Roasted Duck Breast with Chanterelles, Apple Balsamic, and Pickled Mustard Seed
Courtesy of chef Maria Helm Sinskey, Robert Sinskey Vineyards, www.robertsinskey.com
Ingredients
2 each 8oz single duck breasts, trimmed, skin scored
Kosher salt Freshly ground black pepper 1 lb chanterelle mushrooms, cleaned, rinsed and drained well 2 Tbsp minced shallots 1 Tbsp pickled mustard seed, recipe follows 2 Tbsp pickling liquid Organic Apple Balsamic Vinegar 1 cup rich chicken stock 2 Tbsp unsalted butter, room temperature 1 tablespoon finely chopped parsley For Pickled Mustard Seeds: 1½ cups apple cider vinegar ½ cup water ¼ cup Organic Apple Balsamic Vinegar 1 Tbsp kosher salt 3 Tbsp granulated sugar 1 cup brown or yellow mustard seed or combination |
Directions
Season both sides of the duck breasts with salt and pepper.

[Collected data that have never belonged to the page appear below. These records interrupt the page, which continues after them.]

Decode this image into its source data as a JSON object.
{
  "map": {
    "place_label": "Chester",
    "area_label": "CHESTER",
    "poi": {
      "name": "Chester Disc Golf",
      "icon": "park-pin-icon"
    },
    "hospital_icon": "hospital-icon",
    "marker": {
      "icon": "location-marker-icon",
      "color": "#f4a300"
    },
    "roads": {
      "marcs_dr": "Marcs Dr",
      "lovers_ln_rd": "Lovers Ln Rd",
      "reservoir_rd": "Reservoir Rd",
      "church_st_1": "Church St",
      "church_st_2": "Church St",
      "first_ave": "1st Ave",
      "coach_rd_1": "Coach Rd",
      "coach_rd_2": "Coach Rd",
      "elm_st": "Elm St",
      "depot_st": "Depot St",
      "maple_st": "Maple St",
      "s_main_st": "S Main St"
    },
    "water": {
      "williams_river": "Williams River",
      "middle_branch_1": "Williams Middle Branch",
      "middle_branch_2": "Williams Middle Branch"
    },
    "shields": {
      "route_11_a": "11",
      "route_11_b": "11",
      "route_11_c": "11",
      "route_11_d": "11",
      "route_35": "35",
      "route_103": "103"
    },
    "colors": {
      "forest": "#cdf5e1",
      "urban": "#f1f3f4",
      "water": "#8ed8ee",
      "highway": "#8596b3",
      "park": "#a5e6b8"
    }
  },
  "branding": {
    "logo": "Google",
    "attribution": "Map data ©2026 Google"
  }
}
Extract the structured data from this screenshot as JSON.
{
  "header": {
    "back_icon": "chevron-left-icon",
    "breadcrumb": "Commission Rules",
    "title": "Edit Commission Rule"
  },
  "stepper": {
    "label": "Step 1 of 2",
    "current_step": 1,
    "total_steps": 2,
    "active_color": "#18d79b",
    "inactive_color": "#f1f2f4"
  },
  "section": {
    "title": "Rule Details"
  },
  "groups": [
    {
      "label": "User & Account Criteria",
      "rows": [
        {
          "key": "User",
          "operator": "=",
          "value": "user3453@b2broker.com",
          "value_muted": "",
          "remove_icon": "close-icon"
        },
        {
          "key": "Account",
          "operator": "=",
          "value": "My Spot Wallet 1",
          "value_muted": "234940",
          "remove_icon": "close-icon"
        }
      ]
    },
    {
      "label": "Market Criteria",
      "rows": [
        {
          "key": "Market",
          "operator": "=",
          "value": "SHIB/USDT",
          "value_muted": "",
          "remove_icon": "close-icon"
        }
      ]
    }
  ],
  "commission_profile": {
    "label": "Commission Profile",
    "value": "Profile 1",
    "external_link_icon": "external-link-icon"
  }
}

Warm pan over medium low heat. When pan is warm, add duck breasts skin side down. Cook 10 minutes until skin is crispy and fat is rendered. Drain and reserve excess fat from the pan as it accumulates. Turn breasts over and cook for 5 minutes with the meat side down. Remove breasts to a pan and let them rest skin side up. Drain most of the remaining duck fat from the pan but leave about 2 tablespoons. Turn the heat to high. Add the chanterelles to the pan and cook for about 5 minutes until they start to brown. Reduce the heat to medium high. Add the shallots. Cook 3 to 4 minutes until they are golden. Season to taste with salt and pepper. Add the mustard seed and the pickling juice. Reduce to almost dry. Add 2 tablespoons of Organic Apple Balsamic and cook until it bubbles about 30 seconds. Add the chicken stock and bring to a boil. Reduce for 5 minutes or until liquid is reduced by half. Swirl in butter until emulsified. Stir in parsley. Season to taste with salt and pepper. Add a touch more balsamic if the sauce needs a little more tang. For Pickled Mustard Seeds: Place all the ingredients except for the mustard in a non-reactive container. Stir until dissolved. Place a small pot of cold water on the stove and add the mustard seeds. Bring to a boil. Drain and repeat 6 to 8 times, starting each time with cold water, until seeds are no longer bitter. Drain and add to pickling liquid. Let sit for 1 to 2 days before using. Buon Appetito!